Sub-field selection on embedded objects — narrow return types by selecting specific object fields.

Object fields support sub-field selection in select options. You can retrieve only the specific nested fields you need, and the return type narrows accordingly.

All examples use this schema:

object Address {
  street String
  city String
  state String
  zipCode String?
}

object GeoPoint {
  lat Float
  lng Float
  label String?
}

model User {
  id Record @id
  name String
  address Address
  shipping Address?
  locations GeoPoint[]
}

Boolean Selection

Passing true for an object field returns the full object with all its fields:

const user = await client.db.User.findOne({
  select: { name: true, address: true },
});
// user.address: Address (full object)
// user.address.street  ✓
// user.address.city    ✓
// user.address.state   ✓
// user.address.zipCode ✓

This is identical to not specifying a select for that field — true means "include everything."

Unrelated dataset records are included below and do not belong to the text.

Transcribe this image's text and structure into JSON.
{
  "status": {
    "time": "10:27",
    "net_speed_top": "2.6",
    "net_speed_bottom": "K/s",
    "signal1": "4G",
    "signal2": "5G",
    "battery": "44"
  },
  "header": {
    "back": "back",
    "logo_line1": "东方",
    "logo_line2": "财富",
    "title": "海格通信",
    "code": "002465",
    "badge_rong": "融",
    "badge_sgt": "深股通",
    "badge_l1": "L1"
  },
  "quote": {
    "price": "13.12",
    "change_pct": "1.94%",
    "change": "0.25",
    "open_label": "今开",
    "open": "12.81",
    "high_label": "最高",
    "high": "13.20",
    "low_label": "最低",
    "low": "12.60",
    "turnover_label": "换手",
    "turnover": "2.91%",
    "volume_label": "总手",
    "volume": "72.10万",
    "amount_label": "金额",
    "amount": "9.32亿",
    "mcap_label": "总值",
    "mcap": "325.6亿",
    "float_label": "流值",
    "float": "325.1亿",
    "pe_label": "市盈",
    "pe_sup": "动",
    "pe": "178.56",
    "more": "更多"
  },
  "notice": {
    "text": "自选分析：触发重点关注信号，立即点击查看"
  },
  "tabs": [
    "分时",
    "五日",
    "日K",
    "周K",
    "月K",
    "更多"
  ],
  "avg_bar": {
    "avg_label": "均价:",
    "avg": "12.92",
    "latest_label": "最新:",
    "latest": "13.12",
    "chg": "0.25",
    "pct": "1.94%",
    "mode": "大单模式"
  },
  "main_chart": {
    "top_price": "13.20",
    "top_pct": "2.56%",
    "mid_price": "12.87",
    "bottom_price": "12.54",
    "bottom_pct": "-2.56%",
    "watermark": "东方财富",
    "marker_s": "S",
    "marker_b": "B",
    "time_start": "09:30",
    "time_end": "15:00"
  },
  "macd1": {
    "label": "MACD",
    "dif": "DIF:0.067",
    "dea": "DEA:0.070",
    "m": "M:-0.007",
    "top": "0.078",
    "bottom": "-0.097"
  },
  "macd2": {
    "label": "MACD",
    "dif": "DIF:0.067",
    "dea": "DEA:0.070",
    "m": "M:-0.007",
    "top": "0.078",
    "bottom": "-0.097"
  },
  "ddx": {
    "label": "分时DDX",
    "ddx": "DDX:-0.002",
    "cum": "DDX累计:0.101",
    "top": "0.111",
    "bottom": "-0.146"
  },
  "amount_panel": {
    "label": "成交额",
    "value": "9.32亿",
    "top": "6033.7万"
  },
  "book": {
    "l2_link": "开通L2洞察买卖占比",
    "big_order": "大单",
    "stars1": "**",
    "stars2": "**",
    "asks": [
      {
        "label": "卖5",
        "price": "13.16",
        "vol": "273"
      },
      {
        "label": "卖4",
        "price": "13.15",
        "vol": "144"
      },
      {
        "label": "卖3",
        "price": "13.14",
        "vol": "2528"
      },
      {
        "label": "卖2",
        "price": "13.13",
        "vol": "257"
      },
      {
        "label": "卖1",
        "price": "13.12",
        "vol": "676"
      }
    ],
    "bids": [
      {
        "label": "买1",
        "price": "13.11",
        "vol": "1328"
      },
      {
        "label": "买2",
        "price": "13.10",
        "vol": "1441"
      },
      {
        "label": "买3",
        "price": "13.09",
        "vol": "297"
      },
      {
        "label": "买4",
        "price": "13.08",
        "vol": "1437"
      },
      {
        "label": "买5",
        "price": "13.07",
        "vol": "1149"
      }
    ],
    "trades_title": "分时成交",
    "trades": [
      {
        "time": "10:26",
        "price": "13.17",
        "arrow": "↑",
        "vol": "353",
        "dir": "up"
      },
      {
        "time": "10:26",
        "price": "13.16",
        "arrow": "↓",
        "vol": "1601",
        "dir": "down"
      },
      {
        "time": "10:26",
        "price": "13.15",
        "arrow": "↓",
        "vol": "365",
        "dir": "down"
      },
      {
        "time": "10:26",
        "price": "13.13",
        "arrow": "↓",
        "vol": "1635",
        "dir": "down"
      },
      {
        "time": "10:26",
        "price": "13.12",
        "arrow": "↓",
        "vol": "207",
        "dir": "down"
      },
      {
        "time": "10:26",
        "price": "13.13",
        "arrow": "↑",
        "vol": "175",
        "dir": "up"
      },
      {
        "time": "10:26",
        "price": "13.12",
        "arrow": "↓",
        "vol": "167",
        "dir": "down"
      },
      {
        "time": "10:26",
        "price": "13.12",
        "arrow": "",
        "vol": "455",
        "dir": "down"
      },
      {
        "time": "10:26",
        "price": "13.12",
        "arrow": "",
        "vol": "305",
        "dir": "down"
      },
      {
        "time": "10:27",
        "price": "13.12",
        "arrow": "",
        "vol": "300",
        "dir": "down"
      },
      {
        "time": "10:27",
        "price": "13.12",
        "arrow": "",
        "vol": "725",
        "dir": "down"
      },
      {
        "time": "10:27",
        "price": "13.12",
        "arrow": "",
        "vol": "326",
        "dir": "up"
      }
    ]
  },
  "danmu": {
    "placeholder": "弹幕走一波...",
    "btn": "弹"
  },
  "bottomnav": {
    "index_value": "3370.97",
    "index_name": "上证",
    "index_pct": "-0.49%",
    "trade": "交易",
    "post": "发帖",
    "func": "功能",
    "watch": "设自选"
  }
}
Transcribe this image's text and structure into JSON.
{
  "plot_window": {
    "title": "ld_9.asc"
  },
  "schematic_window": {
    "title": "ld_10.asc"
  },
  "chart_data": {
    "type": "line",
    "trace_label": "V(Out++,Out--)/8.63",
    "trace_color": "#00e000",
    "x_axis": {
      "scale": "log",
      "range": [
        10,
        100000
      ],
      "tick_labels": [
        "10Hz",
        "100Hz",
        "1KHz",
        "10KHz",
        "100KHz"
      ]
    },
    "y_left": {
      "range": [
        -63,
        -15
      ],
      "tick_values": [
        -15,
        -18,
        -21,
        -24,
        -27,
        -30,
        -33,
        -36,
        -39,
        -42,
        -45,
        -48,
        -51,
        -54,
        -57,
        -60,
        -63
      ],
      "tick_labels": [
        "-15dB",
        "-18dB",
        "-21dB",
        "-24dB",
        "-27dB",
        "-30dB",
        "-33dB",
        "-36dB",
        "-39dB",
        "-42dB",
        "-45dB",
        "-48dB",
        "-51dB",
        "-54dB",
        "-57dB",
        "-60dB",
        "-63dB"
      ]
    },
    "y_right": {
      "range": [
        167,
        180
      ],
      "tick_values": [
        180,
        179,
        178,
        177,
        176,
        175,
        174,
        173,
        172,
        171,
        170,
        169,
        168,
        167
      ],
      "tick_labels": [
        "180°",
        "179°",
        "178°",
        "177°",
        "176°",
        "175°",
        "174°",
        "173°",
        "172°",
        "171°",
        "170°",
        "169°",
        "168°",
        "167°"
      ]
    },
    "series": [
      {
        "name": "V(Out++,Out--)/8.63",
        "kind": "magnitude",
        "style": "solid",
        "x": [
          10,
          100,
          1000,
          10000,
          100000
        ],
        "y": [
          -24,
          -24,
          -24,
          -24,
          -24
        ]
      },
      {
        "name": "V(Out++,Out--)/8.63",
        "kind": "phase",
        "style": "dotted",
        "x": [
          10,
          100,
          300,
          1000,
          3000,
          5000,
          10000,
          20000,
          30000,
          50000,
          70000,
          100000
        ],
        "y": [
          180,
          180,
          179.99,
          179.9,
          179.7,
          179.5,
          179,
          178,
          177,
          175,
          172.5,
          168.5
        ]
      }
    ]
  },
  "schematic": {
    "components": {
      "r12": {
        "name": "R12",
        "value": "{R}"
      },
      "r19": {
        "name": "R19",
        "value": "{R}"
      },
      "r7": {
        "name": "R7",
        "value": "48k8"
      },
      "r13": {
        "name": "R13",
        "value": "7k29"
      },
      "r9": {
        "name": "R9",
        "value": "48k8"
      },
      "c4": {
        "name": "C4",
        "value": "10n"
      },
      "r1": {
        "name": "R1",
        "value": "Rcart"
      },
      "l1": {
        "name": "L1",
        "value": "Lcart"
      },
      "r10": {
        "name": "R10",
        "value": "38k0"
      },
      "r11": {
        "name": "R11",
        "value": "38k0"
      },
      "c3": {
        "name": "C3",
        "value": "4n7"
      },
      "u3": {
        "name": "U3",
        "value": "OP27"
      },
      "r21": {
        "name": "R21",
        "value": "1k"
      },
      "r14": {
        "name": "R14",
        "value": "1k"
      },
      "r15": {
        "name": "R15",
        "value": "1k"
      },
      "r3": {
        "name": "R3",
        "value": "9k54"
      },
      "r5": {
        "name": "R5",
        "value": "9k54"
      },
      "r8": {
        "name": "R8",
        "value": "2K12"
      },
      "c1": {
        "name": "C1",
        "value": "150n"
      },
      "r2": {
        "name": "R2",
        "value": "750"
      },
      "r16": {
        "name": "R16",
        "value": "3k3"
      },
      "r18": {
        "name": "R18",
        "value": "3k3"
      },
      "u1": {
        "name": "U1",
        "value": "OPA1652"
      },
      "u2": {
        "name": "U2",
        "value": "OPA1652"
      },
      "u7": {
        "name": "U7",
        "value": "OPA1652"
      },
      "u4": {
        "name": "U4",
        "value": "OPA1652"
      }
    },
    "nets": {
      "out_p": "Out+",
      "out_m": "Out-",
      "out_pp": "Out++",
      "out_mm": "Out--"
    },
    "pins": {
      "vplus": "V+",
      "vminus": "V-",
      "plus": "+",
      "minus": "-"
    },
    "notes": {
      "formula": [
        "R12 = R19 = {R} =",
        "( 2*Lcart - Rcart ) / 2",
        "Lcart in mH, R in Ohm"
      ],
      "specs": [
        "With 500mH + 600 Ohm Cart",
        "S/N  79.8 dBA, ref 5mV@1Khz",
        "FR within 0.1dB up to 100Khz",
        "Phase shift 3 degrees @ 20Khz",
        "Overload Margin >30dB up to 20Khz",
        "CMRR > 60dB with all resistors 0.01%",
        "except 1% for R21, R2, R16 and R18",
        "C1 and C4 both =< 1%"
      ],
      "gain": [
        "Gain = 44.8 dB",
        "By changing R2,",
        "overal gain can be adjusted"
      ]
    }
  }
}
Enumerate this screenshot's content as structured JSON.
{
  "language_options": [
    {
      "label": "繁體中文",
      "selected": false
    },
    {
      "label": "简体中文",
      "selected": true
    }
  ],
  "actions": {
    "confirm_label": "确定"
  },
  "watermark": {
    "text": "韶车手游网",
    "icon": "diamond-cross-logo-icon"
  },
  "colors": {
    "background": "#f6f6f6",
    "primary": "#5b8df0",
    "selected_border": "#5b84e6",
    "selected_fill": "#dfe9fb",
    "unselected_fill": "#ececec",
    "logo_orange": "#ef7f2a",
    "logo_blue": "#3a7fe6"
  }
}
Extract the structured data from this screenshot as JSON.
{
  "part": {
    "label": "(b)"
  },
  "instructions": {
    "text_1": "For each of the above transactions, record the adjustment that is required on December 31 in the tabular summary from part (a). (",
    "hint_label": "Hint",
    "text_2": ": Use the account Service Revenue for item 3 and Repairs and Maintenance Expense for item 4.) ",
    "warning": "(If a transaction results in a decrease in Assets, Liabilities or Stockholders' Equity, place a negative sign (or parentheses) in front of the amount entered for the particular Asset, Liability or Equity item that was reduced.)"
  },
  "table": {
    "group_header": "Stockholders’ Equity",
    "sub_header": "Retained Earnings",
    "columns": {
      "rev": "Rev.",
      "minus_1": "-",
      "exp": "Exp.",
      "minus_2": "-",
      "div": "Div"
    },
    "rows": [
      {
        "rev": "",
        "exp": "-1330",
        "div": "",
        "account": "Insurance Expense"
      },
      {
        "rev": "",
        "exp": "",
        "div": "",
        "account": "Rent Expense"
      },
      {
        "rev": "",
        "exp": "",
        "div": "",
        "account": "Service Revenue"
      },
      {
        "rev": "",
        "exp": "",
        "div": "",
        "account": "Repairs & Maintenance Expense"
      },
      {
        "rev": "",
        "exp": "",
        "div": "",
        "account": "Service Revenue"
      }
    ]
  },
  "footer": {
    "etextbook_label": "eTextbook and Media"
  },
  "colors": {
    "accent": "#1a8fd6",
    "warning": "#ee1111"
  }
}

Object Sub-Field Selection

Pass an object with specific fields set to true to narrow the return type to only those fields:

const user = await client.db.User.findOne({
  select: { name: true, address: { city: true, state: true } },
});
// user.address: { city: string; state: string }
// user.address.city   ✓
// user.address.state  ✓
// user.address.street — type error, not selected

Only the fields you specify are included in the return type. Accessing unselected fields produces a TypeScript compile-time error.

Array of Objects

Sub-field selection works on array object fields. The narrowing applies to each element:

const user = await client.db.User.findOne({
  select: { locations: { lat: true } },
});
// user.locations: { lat: number }[]
// Each element only has the `lat` field

Optional Object Fields

When an optional object field is selected with sub-field narrowing, the | undefined is preserved:

const user = await client.db.User.findOne({
  select: { shipping: { city: true } },
});
// user.shipping: { city: string } | undefined

If the record has no shipping value (NONE), the field is undefined. If it does have a value, only the selected sub-fields are present in the type.

Select Within Include

When using select inside an include clause for related models, the select is type-level only — the runtime returns full related objects. This is a deliberate design choice since related records are fetched as complete entities.

// Schema context:
// model Post {
//   id Record @id
//   title String
//   content String?
//   authorId Record
//   author Relation @field(authorId) @model(User)
// }

const posts = await client.db.Post.findMany({
  include: {
    author: {
      select: { name: true, address: { city: true } },
    },
  },
});
// TypeScript type: posts[n].author has { name: string; address: { city: string } }
// Runtime: full User objects are returned

select inside include only narrows the TypeScript type — it does not affect what data is fetched at runtime. If you need to limit data transfer, use top-level select on the model you are querying directly.

For more details on select and include behavior, see Select & Include.